How to make Salami

This is one of those things I have been going to attempt for some time; all I have been concerned about has been the place where I could hang the said Salamis. After much research and looking at recipes on how to make them, I decided now that the weather was getting cooler, I would be able to hang them in my shed without them overheating, so here goes.

I would also like to say that there are two sorts of casings being used, not by intent, but because I made the mistake of procuring far too much meat, therefore I had to dip into my emergency stock of Collagen Skins.

  Homemade salami

Ingredients:

450 grams (16 Oz) Pork Shoulder diced and coarsely minced.

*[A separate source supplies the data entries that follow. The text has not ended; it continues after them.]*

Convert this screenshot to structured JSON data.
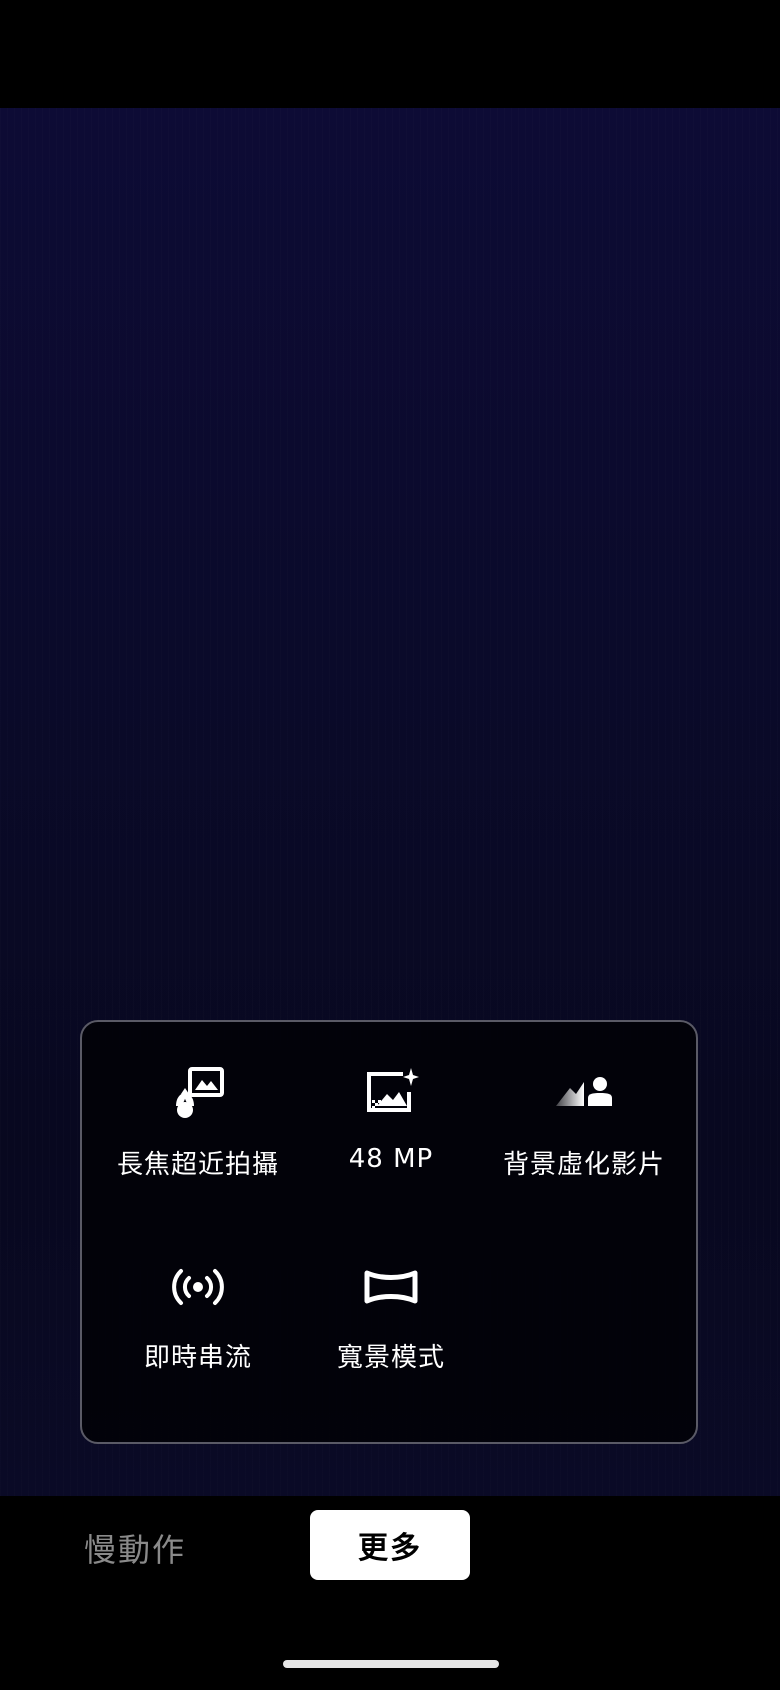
{
  "panel": {
    "modes": [
      {
        "label": "長焦超近拍攝",
        "icon": "tele-macro-icon"
      },
      {
        "label": "48 MP",
        "icon": "48mp-icon"
      },
      {
        "label": "背景虛化影片",
        "icon": "bokeh-video-icon"
      },
      {
        "label": "即時串流",
        "icon": "live-stream-icon"
      },
      {
        "label": "寬景模式",
        "icon": "panorama-icon"
      }
    ]
  },
  "bottom_tabs": {
    "slow_motion": "慢動作",
    "more": "更多"
  }
}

300 grams (14 Oz) course minced Beef.

250 grams (9 Oz) Pork Back fat diced into 5 Cm (about ¼ inch) pieces.

15 grams (0.5 Oz) seasoning, this can consist of Paprika, Fennel seeds smoked and ground to powder, Salt, Pepper any other spice you wish.

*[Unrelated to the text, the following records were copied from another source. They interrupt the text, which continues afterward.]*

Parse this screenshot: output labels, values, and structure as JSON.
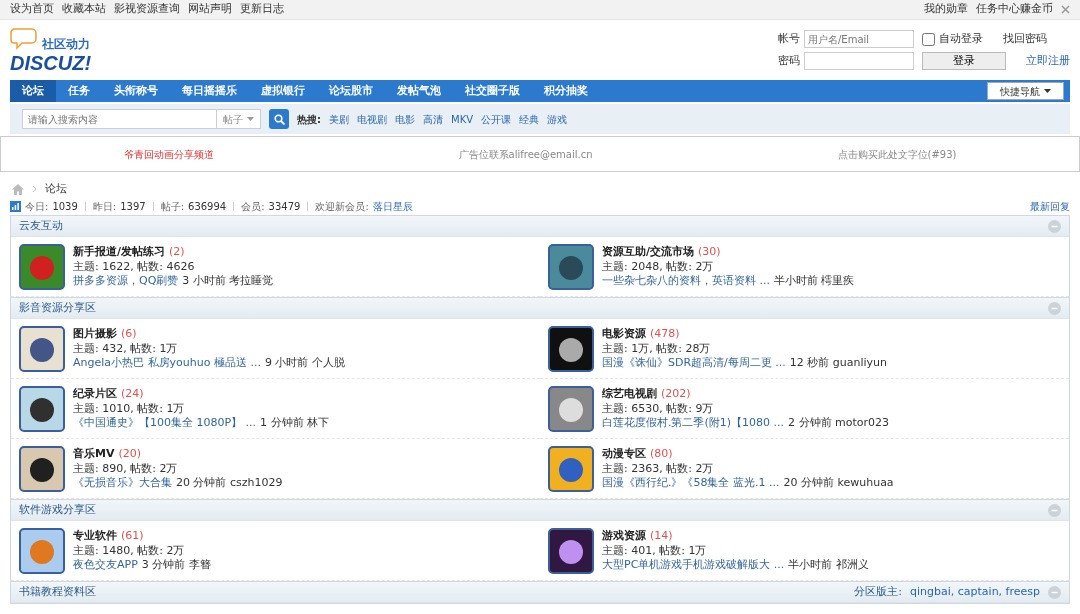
{
  "topbar": {
    "left_links": [
      "设为首页",
      "收藏本站",
      "影视资源查询",
      "网站声明",
      "更新日志"
    ],
    "right_links": [
      "我的勋章",
      "任务中心赚金币"
    ]
  },
  "logo": {
    "tagline": "社区动力",
    "wordmark": "DISCUZ!"
  },
  "login": {
    "account_label": "帐号",
    "account_placeholder": "用户名/Email",
    "auto_login": {
      "label": "自动登录",
      "checked": false
    },
    "forgot": "找回密码",
    "password_label": "密码",
    "login_button": "登录",
    "register": "立即注册"
  },
  "nav": {
    "items": [
      {
        "label": "论坛",
        "selected": true
      },
      {
        "label": "任务",
        "selected": false
      },
      {
        "label": "头衔称号",
        "selected": false
      },
      {
        "label": "每日摇摇乐",
        "selected": false
      },
      {
        "label": "虚拟银行",
        "selected": false
      },
      {
        "label": "论坛股市",
        "selected": false
      },
      {
        "label": "发帖气泡",
        "selected": false
      },
      {
        "label": "社交圈子版",
        "selected": false
      },
      {
        "label": "积分抽奖",
        "selected": false
      }
    ],
    "quick_nav": "快捷导航"
  },
  "search": {
    "placeholder": "请输入搜索内容",
    "scope": "帖子",
    "hot_label": "热搜:",
    "hot": [
      "美剧",
      "电视剧",
      "电影",
      "高清",
      "MKV",
      "公开课",
      "经典",
      "游戏"
    ]
  },
  "ads": [
    {
      "text": "爷青回动画分享频道",
      "kind": "highlight"
    },
    {
      "text": "广告位联系alifree@email.cn",
      "kind": "plain"
    },
    {
      "text": "点击购买此处文字位(#93)",
      "kind": "plain"
    }
  ],
  "breadcrumb": {
    "current": "论坛"
  },
  "stats": {
    "items": [
      {
        "label": "今日:",
        "value": "1039"
      },
      {
        "label": "昨日:",
        "value": "1397"
      },
      {
        "label": "帖子:",
        "value": "636994"
      },
      {
        "label": "会员:",
        "value": "33479"
      }
    ],
    "welcome_label": "欢迎新会员:",
    "new_member": "落日星辰",
    "latest": "最新回复"
  },
  "categories": [
    {
      "title": "云友互动",
      "forums": [
        {
          "name": "新手报道/发帖练习",
          "count": "(2)",
          "stats": "主题: 1622, 帖数: 4626",
          "last_title": "拼多多资源，QQ刷赞",
          "last_meta": "3 小时前 考拉睡觉"
        },
        {
          "name": "资源互助/交流市场",
          "count": "(30)",
          "stats": "主题: 2048, 帖数: 2万",
          "last_title": "一些杂七杂八的资料，英语资料 ...",
          "last_meta": "半小时前 樗里疾"
        }
      ]
    },
    {
      "title": "影音资源分享区",
      "forums": [
        {
          "name": "图片摄影",
          "count": "(6)",
          "stats": "主题: 432, 帖数: 1万",
          "last_title": "Angela小热巴 私房youhuo 極品送 ...",
          "last_meta": "9 小时前 个人脱"
        },
        {
          "name": "电影资源",
          "count": "(478)",
          "stats": "主题: 1万, 帖数: 28万",
          "last_title": "国漫《诛仙》SDR超高清/每周二更 ...",
          "last_meta": "12 秒前 guanliyun"
        },
        {
          "name": "纪录片区",
          "count": "(24)",
          "stats": "主题: 1010, 帖数: 1万",
          "last_title": "《中国通史》【100集全 1080P】 ...",
          "last_meta": "1 分钟前 林下"
        },
        {
          "name": "综艺电视剧",
          "count": "(202)",
          "stats": "主题: 6530, 帖数: 9万",
          "last_title": "白莲花度假村.第二季(附1)【1080 ...",
          "last_meta": "2 分钟前 motor023"
        },
        {
          "name": "音乐MV",
          "count": "(20)",
          "stats": "主题: 890, 帖数: 2万",
          "last_title": "《无损音乐》大合集",
          "last_meta": "20 分钟前 cszh1029"
        },
        {
          "name": "动漫专区",
          "count": "(80)",
          "stats": "主题: 2363, 帖数: 2万",
          "last_title": "国漫《西行纪.》《58集全 蓝光.1 ...",
          "last_meta": "20 分钟前 kewuhuaa"
        }
      ]
    },
    {
      "title": "软件游戏分享区",
      "forums": [
        {
          "name": "专业软件",
          "count": "(61)",
          "stats": "主题: 1480, 帖数: 2万",
          "last_title": "夜色交友APP",
          "last_meta": "3 分钟前 李簪"
        },
        {
          "name": "游戏资源",
          "count": "(14)",
          "stats": "主题: 401, 帖数: 1万",
          "last_title": "大型PC单机游戏手机游戏破解版大 ...",
          "last_meta": "半小时前 祁洲义"
        }
      ]
    },
    {
      "title": "书籍教程资料区",
      "moderator_label": "分区版主:",
      "moderators": "qingbai, captain, freesp"
    }
  ]
}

0.6 grams (pinch) starter culture (Bessastart or Bactofer F-RM).

28 grams (1 Oz) Curing salt (Instacure#2) or similar.

A glass of Red Wine can be added if desired

2 Hukki Casings, these are the hexagonal patterned ones in the picture, but you can also use Collagen casings.

Method:

Add the starter culture to some lukewarm water in an egg cup or Ramekin, leave it to stand for half an hour or so. Add to the other ingredients and by hand, mix them all together for at least 10 minutes, the curing salts and starter need to be well dispersed amongst the mixture; a little water or red wine can be added to loosen the mix a little (Fig 1).

Place the mix in a Sausage stuffer and fill the casings fully, (Fig 2 and 3). Tie off the Salami when full leaving a loop at the top to hang them by.

Hang them in a warm place (Fig 4) for 24 hours in order to start the fermentation process (15-20°C or 59-68°F), then transfer to hang in a cool airy environment for about 4 weeks. Superficial mould can be wiped off with kitchen paper that has been dipped in vinegar.

(Fig 5) shows the difference between Hukki and Collagen casings.